26
Lorsque la porte d'entrée du «Clémence» s'ouvrit, une clochette tinta. Virginie entra, salua l'équipe de son habituel « Coucou tout le monde, j'espère que vous êtes en forme !». Quelques-uns lui répondirent et Virginie, sourire aux lèvres, se dirigea aux vestiaires. Elle enfila son tablier blanc sur lequel son nom était brodé en bleu foncé et attacha ses longs cheveux blonds. Julia entra à son tour et la salua.
— Ah ! Bonsoir, Virginie.
— Bonsoir, ma Julia !
— Alors, tes vacances à la montagne ?
— Super ! Le chalet était adorable, la nourriture était délicieuse. On ne pouvait pas rêver mieux !
— Ahhh ! C'est super ça !
Julia attacha ses cheveux noirs à son tour.

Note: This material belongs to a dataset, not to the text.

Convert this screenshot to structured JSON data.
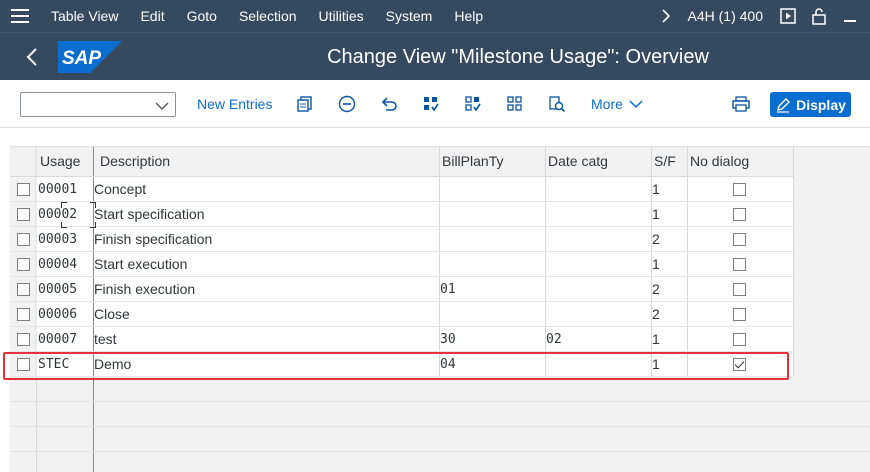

Julia faisait partie des étudiantes du « Clémence». Il arrivait parfois que Guillaume en engage, toujours prêt à former les nouvelles têtes de la cuisine française. Les étudiants étaient habituellement formés par Guillaume lui-même, mais pour Julia, Virginie s'en était chargée. Virginie était la première étudiante de Guillaume, à l'époque où le restaurant s'appelait encore « Chez Guillaume». Elle avait connu les nombreuses évolutions que Clémence avait apportées au restaurant et tout l'amour que Guillaume lui portait. Elle faisait partie de ces personnes qui avaient eu l'honneur et la chance de connaître Clémence de son vivant. Virginie avait fait partie de leur quotidien pendant de nombreuses années, avant de voir Clémence s'éteindre en 2017. Virginie a connu les jours heureux et les jours sombres du « Clémence».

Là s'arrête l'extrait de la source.